5 Questions Answered by the Queen of Pixação: Eneri

5 Questions Answered by the Queen of Pixação: Eneri

Museum of Graffiti's latest exhibit entitled Defying Authority opening on December 4, 2024 highlighting artists from around the world breaking tradition by pushing boundaries. ENERI is one of the artists featured within the exhibit. We sat down with her to answer 5 questions that we needed answers to.

1.When did you start writing graffiti and why?
I started in 2013, first with tag-style writing, using squeezers and chalk along my daily routes. That same year, I began exploring different materials and aesthetics, like bombing and pixação, but I spent a few more years focusing mainly on tags until I fully understood the cultural relevance behind the pixação style. Over time, as I gradually started scaling taller buildings, I developed my current aesthetic and refined my climbing skills.

2. What is pixação from your perspective?
Pixação is a uniquely Brazilian style that aims to break away from the imported aesthetics of graffiti—something that happens across many aspects of Brazilian reality, like architecture, music, fashion, and art. It’s characterized by a simple and aggressive aesthetic, with one key rule in the streets: never paint over someone else’s tag. This preserves the city’s history, with pixos from the ’80s and ’90s still visible on walls. The movement also became vertical early on, with entire buildings covered in pixação, climbed floor by floor from the outside in major Brazilian cities.
The minimalist aesthetic also reflects the economic conditions of the people who practice it. Filling and coloring pieces would mean higher costs, so the goal is to cover as much space as possible using the least amount of paint.

3.How did you start scaling buildings?
Since childhood, I was fascinated by how pixação dominated the cityscape and often wondered how people managed to reach such heights. When I started going to pixação points—places where pixadores meet organically on specific days without the need for formal organization to exchange tags, hang out, and watch freestyle rap battles—I began to see the city’s architecture in a whole new way. It opened up endless possibilities for me.
However, I’ve always felt (and still feel, though less so now) uncomfortable with heights, so it was a gradual process. I spent years doing lower, simpler pieces until, in 2019, I started doing more complex climbs without any protective equipment, as well as rappelling down some buildings.
Everything I know I learned from people through lived experiences. Vg taught me a lot about climbing, and Lala—one of the most incredible women in rope pixação in Brazil—was the one who taught me how to rappel for the first time. Over time, I sought autonomy in executing these techniques, but having trusted people by your side often expands and strengthens what’s possible.
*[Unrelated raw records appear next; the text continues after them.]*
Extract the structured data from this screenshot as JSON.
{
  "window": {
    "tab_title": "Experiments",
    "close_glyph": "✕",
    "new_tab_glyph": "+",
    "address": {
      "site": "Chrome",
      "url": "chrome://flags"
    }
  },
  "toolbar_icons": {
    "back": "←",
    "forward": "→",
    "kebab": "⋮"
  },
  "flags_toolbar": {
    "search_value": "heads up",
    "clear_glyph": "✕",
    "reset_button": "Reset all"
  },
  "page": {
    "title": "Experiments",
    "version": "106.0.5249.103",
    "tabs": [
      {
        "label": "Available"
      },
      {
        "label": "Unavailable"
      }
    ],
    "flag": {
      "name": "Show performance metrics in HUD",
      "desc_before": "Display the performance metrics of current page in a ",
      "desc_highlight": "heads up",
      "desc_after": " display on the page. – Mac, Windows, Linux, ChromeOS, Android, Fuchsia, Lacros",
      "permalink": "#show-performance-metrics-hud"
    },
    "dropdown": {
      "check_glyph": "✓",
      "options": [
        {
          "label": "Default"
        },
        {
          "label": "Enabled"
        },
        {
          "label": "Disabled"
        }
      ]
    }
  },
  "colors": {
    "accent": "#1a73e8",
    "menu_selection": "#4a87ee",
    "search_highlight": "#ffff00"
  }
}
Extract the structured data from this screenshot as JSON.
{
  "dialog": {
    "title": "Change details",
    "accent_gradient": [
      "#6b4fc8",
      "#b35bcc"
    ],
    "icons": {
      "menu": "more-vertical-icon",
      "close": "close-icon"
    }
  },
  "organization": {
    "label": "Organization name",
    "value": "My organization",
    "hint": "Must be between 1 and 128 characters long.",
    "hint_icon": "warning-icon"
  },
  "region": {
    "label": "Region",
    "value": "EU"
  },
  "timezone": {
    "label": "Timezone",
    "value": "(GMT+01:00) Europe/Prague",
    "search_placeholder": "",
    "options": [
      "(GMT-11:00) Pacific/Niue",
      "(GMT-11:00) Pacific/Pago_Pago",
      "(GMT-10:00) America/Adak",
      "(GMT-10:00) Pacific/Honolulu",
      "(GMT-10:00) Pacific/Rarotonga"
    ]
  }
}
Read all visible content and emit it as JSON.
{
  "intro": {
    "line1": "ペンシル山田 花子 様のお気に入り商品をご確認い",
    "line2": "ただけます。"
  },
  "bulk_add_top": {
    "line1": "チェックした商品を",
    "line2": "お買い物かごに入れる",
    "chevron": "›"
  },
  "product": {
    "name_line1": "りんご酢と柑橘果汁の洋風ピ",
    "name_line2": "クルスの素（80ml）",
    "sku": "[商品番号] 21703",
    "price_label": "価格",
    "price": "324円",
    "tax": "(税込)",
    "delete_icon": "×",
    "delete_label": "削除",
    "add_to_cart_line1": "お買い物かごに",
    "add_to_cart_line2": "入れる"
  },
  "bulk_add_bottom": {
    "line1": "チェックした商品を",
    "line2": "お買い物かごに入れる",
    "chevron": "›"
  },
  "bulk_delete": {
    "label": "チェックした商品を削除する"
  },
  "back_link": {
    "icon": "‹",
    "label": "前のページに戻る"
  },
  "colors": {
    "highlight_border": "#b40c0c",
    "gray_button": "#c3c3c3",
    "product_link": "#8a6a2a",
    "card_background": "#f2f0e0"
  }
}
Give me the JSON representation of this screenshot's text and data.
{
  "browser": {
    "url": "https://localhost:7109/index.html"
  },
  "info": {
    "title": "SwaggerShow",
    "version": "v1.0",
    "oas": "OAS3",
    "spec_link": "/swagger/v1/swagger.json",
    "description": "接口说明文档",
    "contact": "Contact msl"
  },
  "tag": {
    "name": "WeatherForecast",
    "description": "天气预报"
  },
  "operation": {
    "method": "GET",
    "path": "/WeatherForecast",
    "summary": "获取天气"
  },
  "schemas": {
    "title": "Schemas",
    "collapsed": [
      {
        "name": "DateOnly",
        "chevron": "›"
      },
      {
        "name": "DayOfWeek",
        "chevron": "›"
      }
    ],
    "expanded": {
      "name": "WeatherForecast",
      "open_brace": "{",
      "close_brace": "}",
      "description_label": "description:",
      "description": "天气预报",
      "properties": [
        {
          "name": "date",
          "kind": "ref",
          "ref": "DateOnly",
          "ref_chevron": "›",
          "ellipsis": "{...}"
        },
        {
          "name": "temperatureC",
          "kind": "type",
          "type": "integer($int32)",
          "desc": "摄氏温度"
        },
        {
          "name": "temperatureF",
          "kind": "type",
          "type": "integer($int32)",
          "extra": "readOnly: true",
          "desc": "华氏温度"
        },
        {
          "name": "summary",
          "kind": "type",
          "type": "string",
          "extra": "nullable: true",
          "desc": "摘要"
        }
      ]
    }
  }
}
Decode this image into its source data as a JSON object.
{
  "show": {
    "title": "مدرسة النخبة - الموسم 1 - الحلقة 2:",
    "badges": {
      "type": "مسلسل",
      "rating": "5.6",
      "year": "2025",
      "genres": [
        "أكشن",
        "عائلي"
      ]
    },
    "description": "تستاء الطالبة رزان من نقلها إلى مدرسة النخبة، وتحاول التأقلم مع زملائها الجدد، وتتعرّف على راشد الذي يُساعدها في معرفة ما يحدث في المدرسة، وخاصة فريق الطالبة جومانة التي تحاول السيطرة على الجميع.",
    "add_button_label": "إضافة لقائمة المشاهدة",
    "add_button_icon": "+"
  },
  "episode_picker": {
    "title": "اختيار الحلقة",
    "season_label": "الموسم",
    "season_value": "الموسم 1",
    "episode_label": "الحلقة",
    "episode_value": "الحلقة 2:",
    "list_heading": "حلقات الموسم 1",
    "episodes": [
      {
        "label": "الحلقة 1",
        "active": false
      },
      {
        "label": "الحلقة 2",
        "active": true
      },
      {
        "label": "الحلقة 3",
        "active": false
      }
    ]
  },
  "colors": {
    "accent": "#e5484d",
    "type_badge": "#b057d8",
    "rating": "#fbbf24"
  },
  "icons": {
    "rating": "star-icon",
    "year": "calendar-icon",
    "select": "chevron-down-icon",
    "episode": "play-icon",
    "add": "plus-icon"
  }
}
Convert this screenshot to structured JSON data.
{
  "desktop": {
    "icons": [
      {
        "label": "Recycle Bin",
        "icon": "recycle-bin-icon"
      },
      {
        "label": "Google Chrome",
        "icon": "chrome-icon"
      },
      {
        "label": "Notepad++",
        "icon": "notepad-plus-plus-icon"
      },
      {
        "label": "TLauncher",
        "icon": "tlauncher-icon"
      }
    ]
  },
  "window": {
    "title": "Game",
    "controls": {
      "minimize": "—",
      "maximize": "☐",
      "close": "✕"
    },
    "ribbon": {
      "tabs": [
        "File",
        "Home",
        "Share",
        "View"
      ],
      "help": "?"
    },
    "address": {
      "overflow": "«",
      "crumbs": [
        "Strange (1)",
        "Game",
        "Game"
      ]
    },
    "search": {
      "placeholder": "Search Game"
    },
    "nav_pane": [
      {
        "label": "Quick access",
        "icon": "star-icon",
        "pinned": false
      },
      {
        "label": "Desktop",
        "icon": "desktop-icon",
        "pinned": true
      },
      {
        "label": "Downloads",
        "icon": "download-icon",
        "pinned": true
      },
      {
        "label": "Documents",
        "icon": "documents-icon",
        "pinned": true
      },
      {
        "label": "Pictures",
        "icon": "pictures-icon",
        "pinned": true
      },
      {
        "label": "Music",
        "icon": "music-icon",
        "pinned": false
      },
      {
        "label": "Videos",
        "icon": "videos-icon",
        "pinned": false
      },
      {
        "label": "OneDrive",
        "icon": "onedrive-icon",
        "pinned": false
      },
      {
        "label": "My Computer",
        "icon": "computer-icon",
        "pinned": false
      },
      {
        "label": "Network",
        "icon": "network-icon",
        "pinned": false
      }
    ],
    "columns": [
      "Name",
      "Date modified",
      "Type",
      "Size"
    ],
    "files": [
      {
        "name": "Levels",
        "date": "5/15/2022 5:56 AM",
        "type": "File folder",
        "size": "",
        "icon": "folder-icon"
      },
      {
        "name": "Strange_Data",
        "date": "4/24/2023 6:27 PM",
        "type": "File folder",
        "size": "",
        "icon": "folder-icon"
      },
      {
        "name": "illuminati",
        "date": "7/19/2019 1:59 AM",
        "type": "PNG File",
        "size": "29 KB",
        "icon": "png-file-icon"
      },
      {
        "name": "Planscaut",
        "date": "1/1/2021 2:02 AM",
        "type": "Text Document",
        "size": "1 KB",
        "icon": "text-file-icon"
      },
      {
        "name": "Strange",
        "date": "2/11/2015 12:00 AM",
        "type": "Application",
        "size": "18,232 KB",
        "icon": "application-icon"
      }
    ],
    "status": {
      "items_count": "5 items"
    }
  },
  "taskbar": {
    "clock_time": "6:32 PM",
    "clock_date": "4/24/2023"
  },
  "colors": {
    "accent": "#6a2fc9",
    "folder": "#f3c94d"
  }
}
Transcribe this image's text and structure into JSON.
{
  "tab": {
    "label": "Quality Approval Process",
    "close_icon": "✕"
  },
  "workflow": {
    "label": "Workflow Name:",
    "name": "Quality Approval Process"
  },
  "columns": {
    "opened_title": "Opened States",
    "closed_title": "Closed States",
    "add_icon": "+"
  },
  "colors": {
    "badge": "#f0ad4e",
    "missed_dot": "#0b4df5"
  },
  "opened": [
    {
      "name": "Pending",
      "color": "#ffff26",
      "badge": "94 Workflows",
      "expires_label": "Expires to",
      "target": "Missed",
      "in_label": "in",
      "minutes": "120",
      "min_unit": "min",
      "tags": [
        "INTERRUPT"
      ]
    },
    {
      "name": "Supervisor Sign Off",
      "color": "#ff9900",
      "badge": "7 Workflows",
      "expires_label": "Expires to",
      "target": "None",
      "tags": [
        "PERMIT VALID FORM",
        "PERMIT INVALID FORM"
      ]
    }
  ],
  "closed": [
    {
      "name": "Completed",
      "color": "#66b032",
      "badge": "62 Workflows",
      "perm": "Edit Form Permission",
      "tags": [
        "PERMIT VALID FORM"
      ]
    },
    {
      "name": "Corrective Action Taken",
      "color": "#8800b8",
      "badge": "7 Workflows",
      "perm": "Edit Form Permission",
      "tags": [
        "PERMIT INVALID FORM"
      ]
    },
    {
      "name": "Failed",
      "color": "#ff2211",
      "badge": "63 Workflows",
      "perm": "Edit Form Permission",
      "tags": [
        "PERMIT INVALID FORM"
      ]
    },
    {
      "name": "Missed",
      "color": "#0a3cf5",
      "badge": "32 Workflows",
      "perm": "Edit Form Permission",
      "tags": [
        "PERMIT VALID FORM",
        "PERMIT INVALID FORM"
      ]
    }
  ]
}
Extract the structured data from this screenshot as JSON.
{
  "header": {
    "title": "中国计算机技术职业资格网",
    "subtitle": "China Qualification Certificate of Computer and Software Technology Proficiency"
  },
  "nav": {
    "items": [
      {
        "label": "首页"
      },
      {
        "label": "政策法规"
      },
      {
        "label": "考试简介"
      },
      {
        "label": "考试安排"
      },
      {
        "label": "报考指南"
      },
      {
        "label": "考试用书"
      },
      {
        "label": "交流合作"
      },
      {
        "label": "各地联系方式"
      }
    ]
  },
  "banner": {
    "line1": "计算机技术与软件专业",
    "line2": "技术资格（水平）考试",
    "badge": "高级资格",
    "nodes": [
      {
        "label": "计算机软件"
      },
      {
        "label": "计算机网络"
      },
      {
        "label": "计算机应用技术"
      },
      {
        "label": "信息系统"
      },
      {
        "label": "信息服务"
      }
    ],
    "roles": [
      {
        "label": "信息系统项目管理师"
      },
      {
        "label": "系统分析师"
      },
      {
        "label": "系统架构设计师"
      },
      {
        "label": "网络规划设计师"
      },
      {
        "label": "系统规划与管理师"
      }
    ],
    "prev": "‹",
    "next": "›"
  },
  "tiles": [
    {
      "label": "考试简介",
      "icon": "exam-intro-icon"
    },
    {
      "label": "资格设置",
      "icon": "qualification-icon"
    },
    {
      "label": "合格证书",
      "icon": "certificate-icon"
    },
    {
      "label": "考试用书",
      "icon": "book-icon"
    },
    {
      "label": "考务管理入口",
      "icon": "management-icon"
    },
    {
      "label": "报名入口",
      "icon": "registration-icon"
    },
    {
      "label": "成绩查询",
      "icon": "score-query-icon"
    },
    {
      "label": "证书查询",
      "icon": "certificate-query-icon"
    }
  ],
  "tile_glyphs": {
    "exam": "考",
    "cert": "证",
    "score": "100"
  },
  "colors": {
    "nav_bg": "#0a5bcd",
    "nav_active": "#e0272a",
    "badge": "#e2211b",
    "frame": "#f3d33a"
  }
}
4. What is unique about being a woman practicing this art form?
For me, what’s unique is how I rediscovered myself and everything around me after I started painting in the streets. I found my strength, my power—physically, mentally, and intuitively. I rediscovered my city and how to read the possibilities around me. I’ve been to places and met people I never would have if it weren’t for pixação.
But it’s not all positive—I’ve faced risky situations that were even more intense because I’m a woman. We’re often seen as easy targets, and I wonder how some situations would’ve played out differently if I were a man.
Still, there’s something unique about the hunger we women have to occupy and resist in spaces that, for a long time—and still today, though it’s starting to change—have been dominated by men. I believe we, as women, need to support each other because our presence makes these spaces less hostile for us all.

5. You don’t worry about sharing your face. Why is that?
Honestly, I never thought I’d reach this level of visibility. In Latin America, hiding your identity hasn’t been as much of an issue because, for a long time, technologies like facial recognition weren’t widely used here. Plus, with the hot climate, someone fully covered would look super suspicious walking down the street—haha.
Over time, I saw friends (and even myself) face different types of legal repression, with some even getting arrested because of pixação. We’re prosecuted as if we commit environmental crimes here in Brazil, while corporate owners responsible for catastrophic disasters—like the Vale dam collapse in Brumadinho, which caused a toxic mudslide that killed hundreds of people and devastated the environment, or the Braskem case in Maceió, where salt mining led to the sinking of entire neighborhoods—remain free with no legal consequences for their actions.
I don’t believe I’m some dangerous criminal who needs to hide my face. I understand that pixação, like graffiti, is rooted in illegality and vandalism, but compared to the horrors people commit around the world without feeling the need to hide, why should I? My only “crime” is putting paint on walls.
It’s an urban response—paint over walls, the urban over the urban. After all, the greatest crime is the very existence of cities over ecosystems.